Levin also asked Sparks about a $1 billion product called Timberwolf that Goldman sold to investors while betting against it. Levin cited an e-mail sent to Sparks from another Goldman executive using an expletive to describe Timberwolf as "one s----y deal."
"Your top priority is to sell that s----y deal," Levin said. "Come on, Mr. Sparks, should Goldman Sachs be trying to sell a s----y deal?"
"I didn't use that term," the Goldman executive responded.
SHOOT: Here's what has to happen. Close the bank down. They're arrogant, they're dishonest, and it's not a case of 'too big to fail', but too big to be allowed to run Wall Street.

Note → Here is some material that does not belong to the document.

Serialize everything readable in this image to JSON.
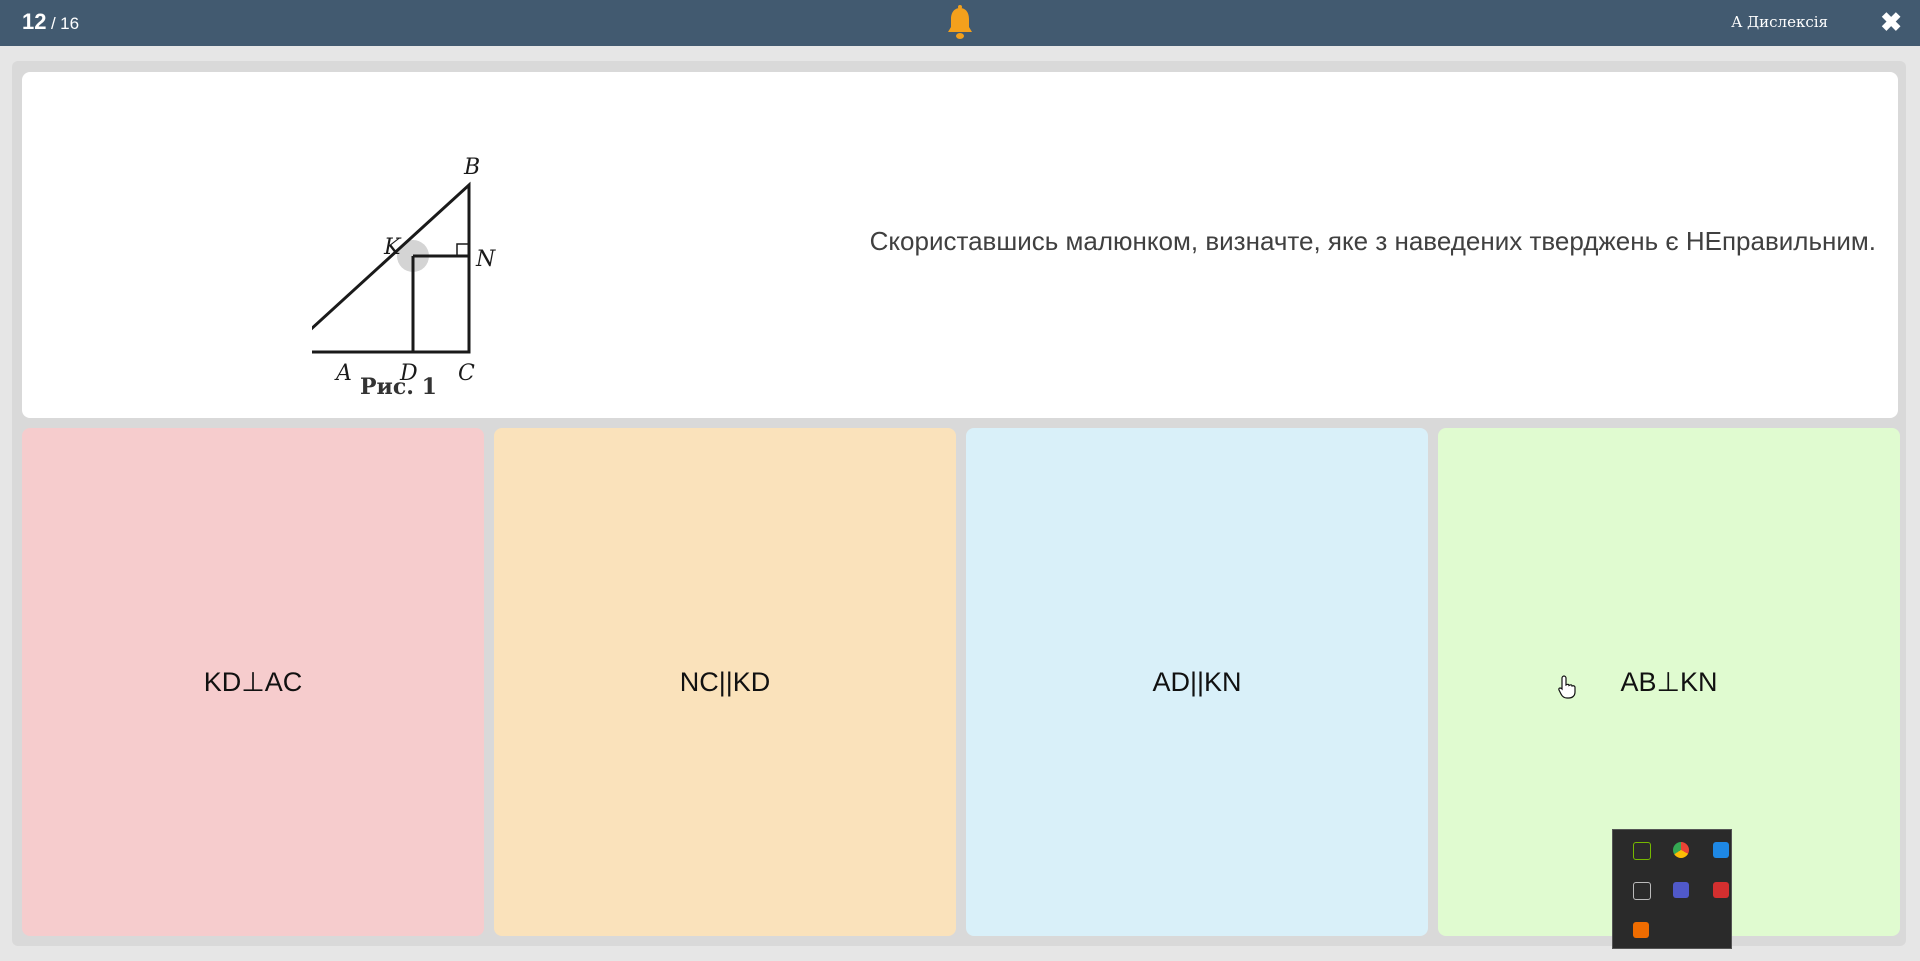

At the hearing, senators from both parties verbally pounded the Goldman executives, accusing them of financial gambling that helped nearly derail the entire U.S. economy.
At least in Las Vegas, said Sen. John Ensign, R-Nev., "people know the odds are against them. They play anyway. On Wall Street, they manipulate the odds while you're playing the game."

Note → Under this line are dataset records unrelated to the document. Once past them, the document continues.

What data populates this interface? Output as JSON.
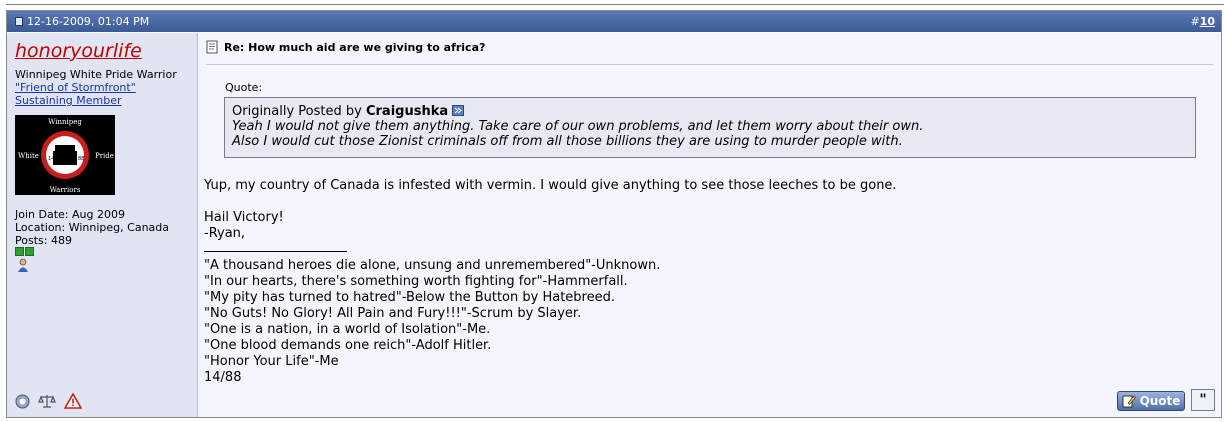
{
  "post": {
    "date": "12-16-2009, 01:04 PM",
    "number_prefix": "#",
    "number": "10",
    "title": "Re: How much aid are we giving to africa?"
  },
  "user": {
    "name": "honoryourlife",
    "rank": "Winnipeg White Pride Warrior",
    "status1": "\"Friend of Stormfront\"",
    "status2": "Sustaining Member",
    "join_date": "Join Date: Aug 2009",
    "location": "Location: Winnipeg, Canada",
    "posts": "Posts: 489",
    "avatar_text": {
      "top": "Winnipeg",
      "left": "White",
      "right": "Pride",
      "bottom": "Warriors",
      "fist_l": "14",
      "fist_r": "88"
    }
  },
  "quote": {
    "label": "Quote:",
    "posted_by_prefix": "Originally Posted by",
    "author": "Craigushka",
    "line1": "Yeah I would not give them anything. Take care of our own problems, and let them worry about their own.",
    "line2": "Also I would cut those Zionist criminals off from all those billions they are using to murder people with."
  },
  "body": {
    "p1": "Yup, my country of Canada is infested with vermin. I would give anything to see those leeches to be gone.",
    "p2a": "Hail Victory!",
    "p2b": "-Ryan,",
    "sig": [
      "\"A thousand heroes die alone, unsung and unremembered\"-Unknown.",
      "\"In our hearts, there's something worth fighting for\"-Hammerfall.",
      "\"My pity has turned to hatred\"-Below the Button by Hatebreed.",
      "\"No Guts! No Glory! All Pain and Fury!!!\"-Scrum by Slayer.",
      "\"One is a nation, in a world of Isolation\"-Me.",
      "\"One blood demands one reich\"-Adolf Hitler.",
      "\"Honor Your Life\"-Me",
      "14/88"
    ]
  },
  "buttons": {
    "quote": "Quote",
    "multiquote": "\""
  },
  "colors": {
    "header_bg": "#4a69a4",
    "sidebar_bg": "#e1e4f2",
    "main_bg": "#f5f5ff",
    "username": "#c00000",
    "link": "#1d33a8"
  }
}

The SEC says Tourre marketed securities without telling buyers they had been chosen with help from a Goldman hedge fund client that was betting the investments would fail. The commission alleged that Tourre told investors the hedge fund, Paulson & Co., actually bought into the investments.
Tourre said he didn't recall telling investors that.
"We did not cause the financial crisis. ... I do not think that we did anything wrong," said Michael Swenson, who runs Goldman's structured products group trading.